Analyzing historical events reveals insights into the potential future of Donald Trump’s trade strategy during a possible second term. His first term saw significant tariffs imposed on imports from Canada, Mexico, and China, leading to retaliatory measures from the EU. Conflicts arose over steel, aluminum, and a Boeing-Airbus dispute, resulting in various tariffs on both sides. As tensions escalated, threats of new tariffs emerged, particularly targeting French goods, though these were ultimately suspended before the Biden administration took over.
Understanding Trump’s Trade Strategy
Examining historical events can provide valuable insights into future developments. This is especially relevant when considering the potential trajectory of Donald Trump’s second term in office. Many anticipate that he will revive and intensify the trade policies he enacted from 2017 to 2021. Just days after his inauguration, the former businessman wasted no time in implementing significant tariffs, levying a 25% tax on goods from Mexico and Canada, while imposing a 10% tariff on imports from China. Additionally, Trump indicated that soon, European products would also be subject to customs duties.
The Impact of Trump’s First Term on Global Trade
During his initial presidential term, following an unexpected victory over Hillary Clinton in the 2016 election, Trump took over a year before igniting a trade conflict with Europe and China. In alignment with his campaign pledges, he enacted a 25% tariff on steel and a 10% tariff on aluminum imports in 2018, citing national security concerns as justification.
This led to a swift response from the European Union, which retaliated by imposing tariffs on $2.8 billion worth of American goods. Key targets included iconic American products such as Harley Davidson motorcycles, orange juice, and bourbon, predominantly from states that supported Trump. In 2018, Trump also sent shockwaves through the European automotive industry, particularly in Germany, with threats of raising vehicle import tariffs to 25%, although this measure was never put into action.

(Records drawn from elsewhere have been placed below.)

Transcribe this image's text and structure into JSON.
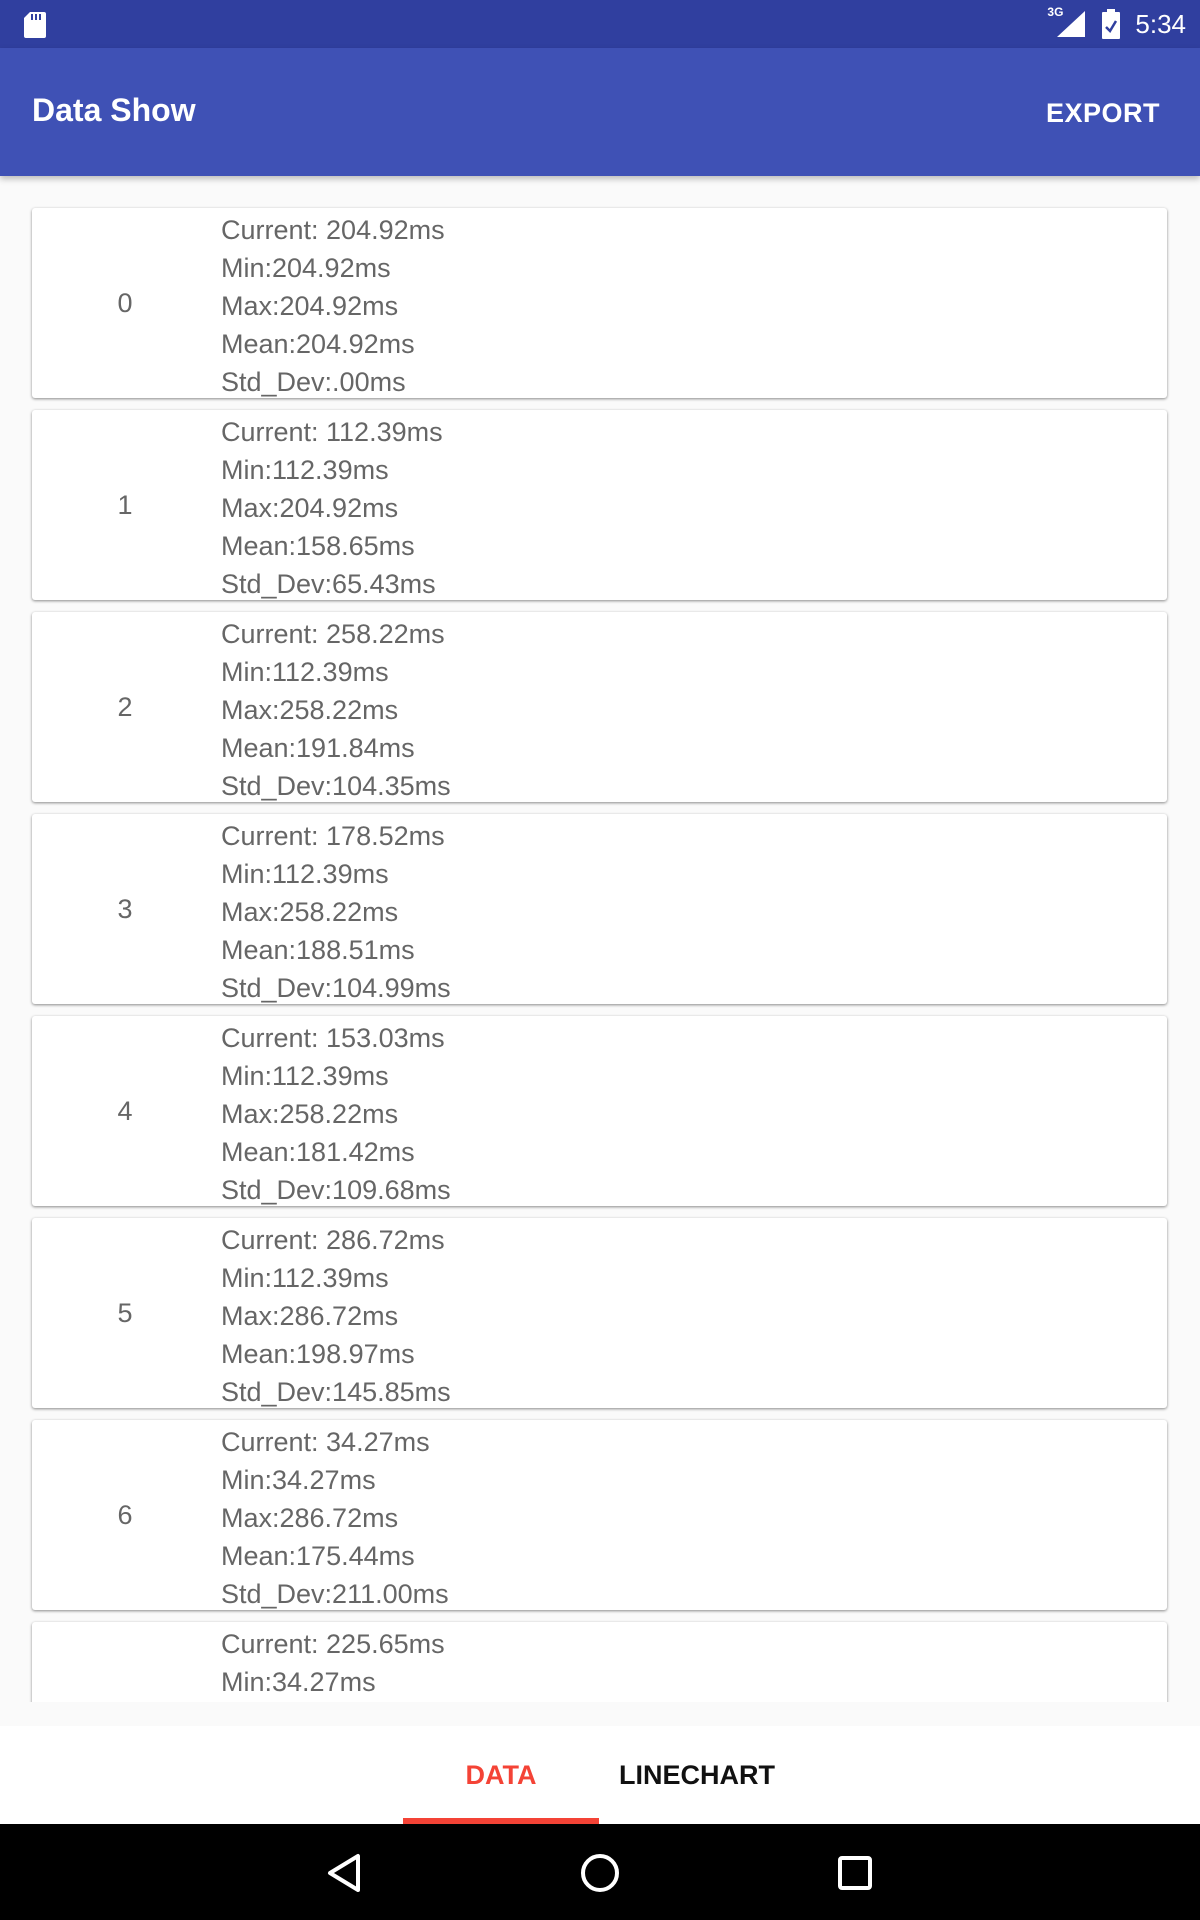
{
  "status_bar": {
    "network": "3G",
    "time": "5:34",
    "icons": [
      "sd-card-icon",
      "signal-icon",
      "battery-icon"
    ]
  },
  "app_bar": {
    "title": "Data Show",
    "export_label": "EXPORT",
    "color": "#3f51b5"
  },
  "items": [
    {
      "index": "0",
      "current": "Current: 204.92ms",
      "min": "Min:204.92ms",
      "max": "Max:204.92ms",
      "mean": "Mean:204.92ms",
      "std_dev": "Std_Dev:.00ms"
    },
    {
      "index": "1",
      "current": "Current: 112.39ms",
      "min": "Min:112.39ms",
      "max": "Max:204.92ms",
      "mean": "Mean:158.65ms",
      "std_dev": "Std_Dev:65.43ms"
    },
    {
      "index": "2",
      "current": "Current: 258.22ms",
      "min": "Min:112.39ms",
      "max": "Max:258.22ms",
      "mean": "Mean:191.84ms",
      "std_dev": "Std_Dev:104.35ms"
    },
    {
      "index": "3",
      "current": "Current: 178.52ms",
      "min": "Min:112.39ms",
      "max": "Max:258.22ms",
      "mean": "Mean:188.51ms",
      "std_dev": "Std_Dev:104.99ms"
    },
    {
      "index": "4",
      "current": "Current: 153.03ms",
      "min": "Min:112.39ms",
      "max": "Max:258.22ms",
      "mean": "Mean:181.42ms",
      "std_dev": "Std_Dev:109.68ms"
    },
    {
      "index": "5",
      "current": "Current: 286.72ms",
      "min": "Min:112.39ms",
      "max": "Max:286.72ms",
      "mean": "Mean:198.97ms",
      "std_dev": "Std_Dev:145.85ms"
    },
    {
      "index": "6",
      "current": "Current: 34.27ms",
      "min": "Min:34.27ms",
      "max": "Max:286.72ms",
      "mean": "Mean:175.44ms",
      "std_dev": "Std_Dev:211.00ms"
    },
    {
      "index": "",
      "current": "Current: 225.65ms",
      "min": "Min:34.27ms",
      "max": "",
      "mean": "",
      "std_dev": ""
    }
  ],
  "tabs": [
    {
      "label": "DATA",
      "active": true,
      "color": "#f44336"
    },
    {
      "label": "LINECHART",
      "active": false
    }
  ],
  "nav_bar": {
    "icons": [
      "back-icon",
      "home-icon",
      "recents-icon"
    ]
  }
}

The following year marked the beginning of a second wave of tariffs. In October 2019, the U.S. imposed additional tariffs on $7.5 billion worth of European products, stemming from a longstanding dispute between Boeing and Airbus over EU subsidies, with the World Trade Organization siding with the U.S. These tariffs included a 10% tax on commercial Airbus aircraft, which later increased to 15%, along with a 25% tariff on various agricultural items such as French wine, cheese, whiskey, olives, coffee, and pork sausages.
By 2020, the tables turned as Brussels received WTO approval to levy $4 billion in tariffs on American imports. Boeing aircraft faced a 15% tariff, while numerous agricultural, agri-food, and industrial goods were taxed at 25%. In December 2020, the U.S. responded with increased tariffs of 25% on still wines and cognacs, as well as a 15% tariff on aircraft spare parts.
In the final year of Trump’s first administration, he also threatened new tariffs targeting French products in retaliation for France’s GAFA tax, aimed at American tech giants. This warning specifically called out cosmetics and handbags, but ultimately, in January 2021, just before the transition to Joe Biden’s administration, the Trump administration chose to suspend these sanctions.